Pero desde las colinas distantes llegaban silbidos y redobles de tambor. Al recordar lo mucho que esa costumbre irritaba a sus hombres, cedió:
—Está bien.
Tres nativos lo esperaban junto al portón del norte, acompañados por el intérprete del campamento. Pertenecían a una raza similar a la humana; se los habría podido tomar por salvajes de la Edad de Piedra; eran flacuchos y estaban desnudos.
—¿Qué es lo que quieren? —preguntó Morrison.
El intérprete contestó.
—En resumen, señor Morrison, han cambiado de parecer. Quieren recuperar su planeta y están dispuestos a devolvemos todos los regalos que les hicimos.
Morrison suspiró. ¿Cómo explicarles que Orden de Obra Número 35 no era ya propiedad de ellos, ni de nadie más. El territorio estaba dividido en una serie de opciones para ocuparlo. La necesidad tiene cara de hereje y el planeta, por derecho, pertenecía más a los millones de colonos terráqueos que iban a poblarlo, que a aquellos pocos centenares de salvajes. Al menos, tal era la filosofía aceptada en la Tierra.
Morrison agregó:
—Explíqueles otra vez que les hemos preparado una hermosa reserva. Que nos ocuparemos de alimentarlos, de vestirlos, de darles educación.

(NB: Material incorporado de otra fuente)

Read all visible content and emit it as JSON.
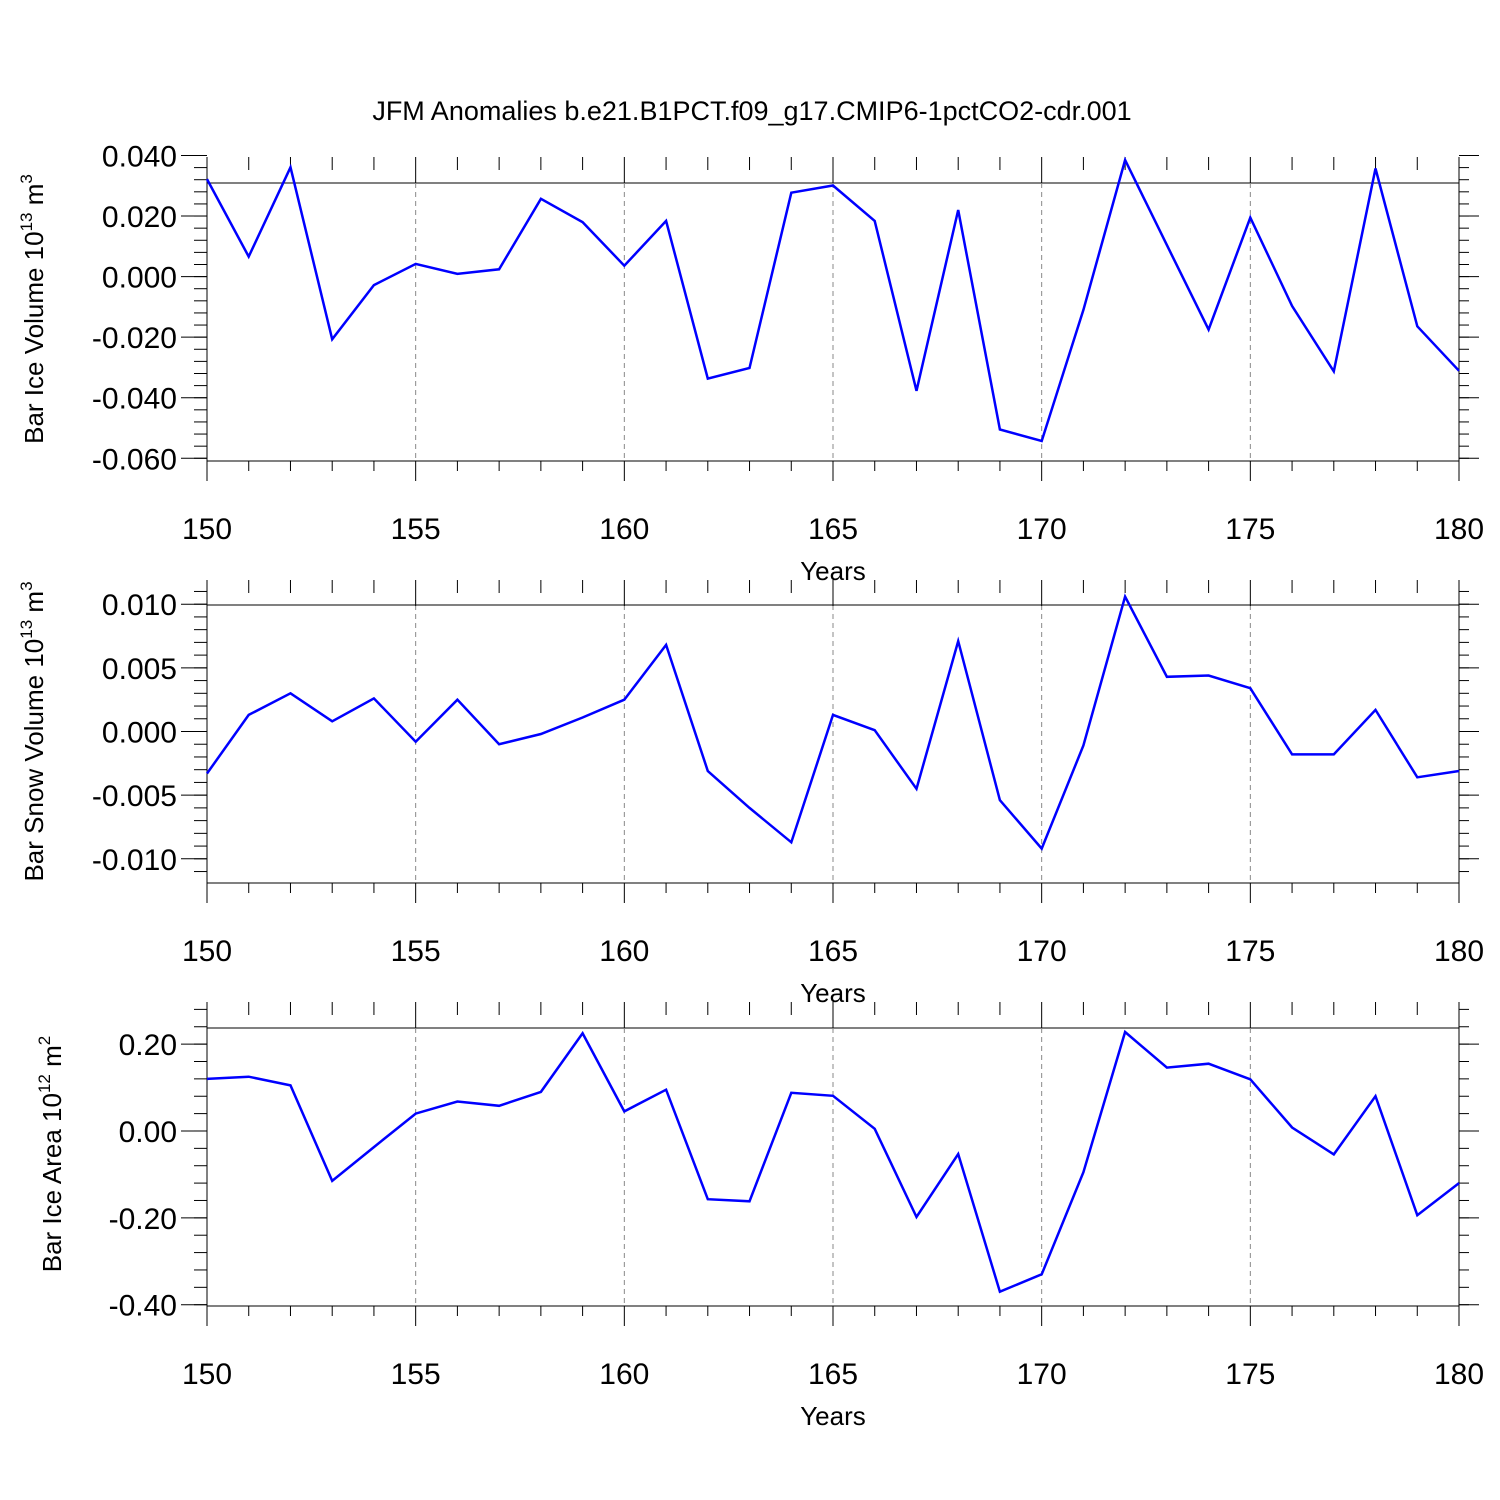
{
  "chart_data": {
    "type": "line",
    "title": "JFM Anomalies b.e21.B1PCT.f09_g17.CMIP6-1pctCO2-cdr.001",
    "line_color": "#0000ff",
    "panels": [
      {
        "id": "ice-volume",
        "xlabel": "Years",
        "ylabel_main": "Bar Ice Volume 10",
        "ylabel_exp": "13",
        "ylabel_unit": " m",
        "ylabel_unit_exp": "3",
        "xlim": [
          150,
          180
        ],
        "ylim": [
          -0.0609,
          0.0395
        ],
        "xticks": [
          150,
          155,
          160,
          165,
          170,
          175,
          180
        ],
        "xtick_labels": [
          "150",
          "155",
          "160",
          "165",
          "170",
          "175",
          "180"
        ],
        "yticks": [
          0.04,
          0.02,
          0.0,
          -0.02,
          -0.04,
          -0.06
        ],
        "ytick_labels": [
          "0.040",
          "0.020",
          "0.000",
          "-0.020",
          "-0.040",
          "-0.060"
        ],
        "x": [
          150,
          151,
          152,
          153,
          154,
          155,
          156,
          157,
          158,
          159,
          160,
          161,
          162,
          163,
          164,
          165,
          166,
          167,
          168,
          169,
          170,
          171,
          172,
          173,
          174,
          175,
          176,
          177,
          178,
          179,
          180
        ],
        "y": [
          0.0322,
          0.0066,
          0.0361,
          -0.0207,
          -0.0028,
          0.0042,
          0.0009,
          0.0024,
          0.0257,
          0.018,
          0.0036,
          0.0184,
          -0.0337,
          -0.0302,
          0.0277,
          0.0301,
          0.0184,
          -0.0377,
          0.022,
          -0.0505,
          -0.0543,
          -0.011,
          0.0385,
          0.0104,
          -0.0175,
          0.0195,
          -0.0097,
          -0.0313,
          0.0357,
          -0.0164,
          -0.0311
        ]
      },
      {
        "id": "snow-volume",
        "xlabel": "Years",
        "ylabel_main": "Bar Snow Volume 10",
        "ylabel_exp": "13",
        "ylabel_unit": " m",
        "ylabel_unit_exp": "3",
        "xlim": [
          150,
          180
        ],
        "ylim": [
          -0.0119,
          0.0119
        ],
        "xticks": [
          150,
          155,
          160,
          165,
          170,
          175,
          180
        ],
        "xtick_labels": [
          "150",
          "155",
          "160",
          "165",
          "170",
          "175",
          "180"
        ],
        "yticks": [
          0.01,
          0.005,
          0.0,
          -0.005,
          -0.01
        ],
        "ytick_labels": [
          "0.010",
          "0.005",
          "0.000",
          "-0.005",
          "-0.010"
        ],
        "x": [
          150,
          151,
          152,
          153,
          154,
          155,
          156,
          157,
          158,
          159,
          160,
          161,
          162,
          163,
          164,
          165,
          166,
          167,
          168,
          169,
          170,
          171,
          172,
          173,
          174,
          175,
          176,
          177,
          178,
          179,
          180
        ],
        "y": [
          -0.0033,
          0.0013,
          0.003,
          0.0008,
          0.0026,
          -0.0008,
          0.0025,
          -0.001,
          -0.0002,
          0.0011,
          0.0025,
          0.0068,
          -0.0031,
          -0.006,
          -0.0087,
          0.0013,
          0.0001,
          -0.0045,
          0.0071,
          -0.0054,
          -0.0092,
          -0.0011,
          0.0106,
          0.0043,
          0.0044,
          0.0034,
          -0.0018,
          -0.0018,
          0.0017,
          -0.0036,
          -0.0031
        ]
      },
      {
        "id": "ice-area",
        "xlabel": "Years",
        "ylabel_main": "Bar Ice Area 10",
        "ylabel_exp": "12",
        "ylabel_unit": " m",
        "ylabel_unit_exp": "2",
        "xlim": [
          150,
          180
        ],
        "ylim": [
          -0.403,
          0.297
        ],
        "xticks": [
          150,
          155,
          160,
          165,
          170,
          175,
          180
        ],
        "xtick_labels": [
          "150",
          "155",
          "160",
          "165",
          "170",
          "175",
          "180"
        ],
        "yticks": [
          0.2,
          0.0,
          -0.2,
          -0.4
        ],
        "ytick_labels": [
          "0.20",
          "0.00",
          "-0.20",
          "-0.40"
        ],
        "x": [
          150,
          151,
          152,
          153,
          154,
          155,
          156,
          157,
          158,
          159,
          160,
          161,
          162,
          163,
          164,
          165,
          166,
          167,
          168,
          169,
          170,
          171,
          172,
          173,
          174,
          175,
          176,
          177,
          178,
          179,
          180
        ],
        "y": [
          0.12,
          0.125,
          0.105,
          -0.115,
          -0.037,
          0.04,
          0.068,
          0.058,
          0.09,
          0.225,
          0.045,
          0.095,
          -0.157,
          -0.162,
          0.088,
          0.081,
          0.005,
          -0.198,
          -0.053,
          -0.37,
          -0.33,
          -0.095,
          0.228,
          0.146,
          0.155,
          0.119,
          0.008,
          -0.054,
          0.08,
          -0.194,
          -0.12
        ]
      }
    ]
  }
}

Dengue, con voz suave, agregó.
—Les atontaremos con amabilidades. A nadie le faltará un reloj de pulsera, ni un par de zapatos, ni un catálogo de semillas distribuido por el gobierno. Cada mujer dispondrá de un lápiz labial, de una pastilla de jabón y un par de cortinas de algodón legítimo. Cada aldea contará con su estación de ferrocarril, un negocio de la compañía y…
—Nos está entorpeciendo el trabajo —dijo Morrison—. Peor aún: lo está haciendo delante de testigos.
Dengue, conocedor de los reglamentos, dio un paso atrás, diciendo:
—Lo siento.
El intérprete prosiguió:
—Han cambiado de idea. Para expresarlo con claridad, dicen que debemos volver a nuestra maldita tierra, allá en el cielo; de lo contrario, nos destruirán con su poderosa magia. Los tambores sagrados están cantando ya la maldición y los espíritus han comenzado a reunirse.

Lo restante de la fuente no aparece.